This week, back in 1971, 41 years ago, the government and the news media were engaged in a struggle pitting secrecy against the public's right to know.
It also involved what was perhaps the government's first successful attempt to force a newspaper to stop publishing.
At issue were the so-called "Pentagon Papers," thousands of documents that explained how we became mired in the Vietnam War.
Long before Pfc. Bradley Manning and WikiLeaks, government researcher Daniel Ellsburg gave thousands of stolen documents to The New York Times.
But, in addition to the dry diplomatic details, the documents also showed how Presidents Dwight E. Eisenhower, John F. Kennedy and Lyndon B. Johnson misled both Congress and the American people with a steady stream of misinformation, distortion and outright lies.
On the last day of the month, the U.S. Supreme Court, acting with uncharacteristic haste rendered a 6-3 decision that said The New York Times and The Washington Post could indeed continue to print the documents they had received.
At first glance, that vote appeared to be a resounding victory for the press.

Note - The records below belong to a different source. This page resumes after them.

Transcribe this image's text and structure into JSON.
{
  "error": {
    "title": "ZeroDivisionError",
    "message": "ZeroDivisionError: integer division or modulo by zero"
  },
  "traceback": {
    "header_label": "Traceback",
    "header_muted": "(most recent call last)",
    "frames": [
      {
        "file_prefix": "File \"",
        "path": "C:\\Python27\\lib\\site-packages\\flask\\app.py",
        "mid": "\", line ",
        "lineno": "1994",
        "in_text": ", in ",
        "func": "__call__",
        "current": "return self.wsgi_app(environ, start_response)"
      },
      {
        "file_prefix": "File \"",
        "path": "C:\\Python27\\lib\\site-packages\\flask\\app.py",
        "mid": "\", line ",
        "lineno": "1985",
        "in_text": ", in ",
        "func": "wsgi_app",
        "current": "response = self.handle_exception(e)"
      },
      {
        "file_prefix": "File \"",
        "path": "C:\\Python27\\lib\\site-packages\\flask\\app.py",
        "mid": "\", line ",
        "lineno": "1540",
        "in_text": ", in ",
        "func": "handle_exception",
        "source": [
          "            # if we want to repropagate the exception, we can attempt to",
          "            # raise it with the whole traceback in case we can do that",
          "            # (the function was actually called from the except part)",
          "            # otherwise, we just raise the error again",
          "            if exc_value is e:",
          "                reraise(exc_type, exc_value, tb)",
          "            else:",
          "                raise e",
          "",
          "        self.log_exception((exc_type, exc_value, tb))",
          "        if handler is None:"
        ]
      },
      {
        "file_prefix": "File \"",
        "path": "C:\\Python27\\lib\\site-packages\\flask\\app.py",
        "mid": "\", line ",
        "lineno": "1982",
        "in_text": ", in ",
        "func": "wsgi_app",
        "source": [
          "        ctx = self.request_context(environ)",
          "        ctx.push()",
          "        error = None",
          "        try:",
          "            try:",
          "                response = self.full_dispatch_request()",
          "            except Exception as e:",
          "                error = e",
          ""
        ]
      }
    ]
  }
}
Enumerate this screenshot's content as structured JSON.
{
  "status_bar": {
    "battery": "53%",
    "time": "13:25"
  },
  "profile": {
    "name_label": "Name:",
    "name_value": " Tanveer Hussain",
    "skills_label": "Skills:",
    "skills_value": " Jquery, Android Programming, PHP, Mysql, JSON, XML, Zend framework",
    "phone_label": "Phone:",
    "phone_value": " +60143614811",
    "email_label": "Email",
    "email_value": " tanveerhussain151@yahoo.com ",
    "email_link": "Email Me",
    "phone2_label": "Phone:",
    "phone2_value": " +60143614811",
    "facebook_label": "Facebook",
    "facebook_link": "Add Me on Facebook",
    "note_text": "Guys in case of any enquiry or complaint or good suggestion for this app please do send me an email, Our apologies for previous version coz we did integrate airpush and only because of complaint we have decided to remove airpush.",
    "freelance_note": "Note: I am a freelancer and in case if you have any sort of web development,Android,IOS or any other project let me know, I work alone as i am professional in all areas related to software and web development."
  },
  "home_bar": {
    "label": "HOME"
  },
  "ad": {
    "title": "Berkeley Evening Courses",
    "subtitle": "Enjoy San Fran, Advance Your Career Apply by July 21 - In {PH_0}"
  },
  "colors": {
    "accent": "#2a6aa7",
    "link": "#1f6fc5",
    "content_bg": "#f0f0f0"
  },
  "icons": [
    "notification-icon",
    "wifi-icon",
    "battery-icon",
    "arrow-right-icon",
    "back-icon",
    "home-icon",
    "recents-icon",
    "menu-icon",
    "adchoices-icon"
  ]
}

However, upon closer examination the ruling shows the victory was much narrower, and in some ways much more dangerous, than it first appears.
Although the actual vote was 6-3 in favor of publication, the justices actually came out, philosophically, 7-2 against the papers; four of the six said they felt the government attorneys had not presented their case well, or they said they would not do what Congress had failed to do, namely prohibit the publication of secret information.
In fact, one of the justices as much as invited Congress to pass such a law, and then said he would have no trouble upholding it.
So, what was the end result of the Pentagon Papers?
Well, the results were more far reaching than anyone would have imagined at the time, but in a totally different area.
It seems that in their effort to prosecute Ellsburg for releasing the papers, government agents broke into his psychiatrist's office.
When this news was revealed, the prosecution was thrown out.
President Richard M. Nixon was so incensed at the bungling that he set up a special White House office to plug the leaks of government information.
This group would be known as the White House plumbers, and was the group caught breaking into the Democratic National Headquarters, thus triggering Watergate, and Nixon's eventual resignation.
Like so many great events in American history, the Pentagon Papers have produced their own mythology.
But, even if their outcome was not a resounding victory for the press, the aftermath certainly illustrates the point made by President Thomas Jefferson, that the price of freedom is eternal vigilance.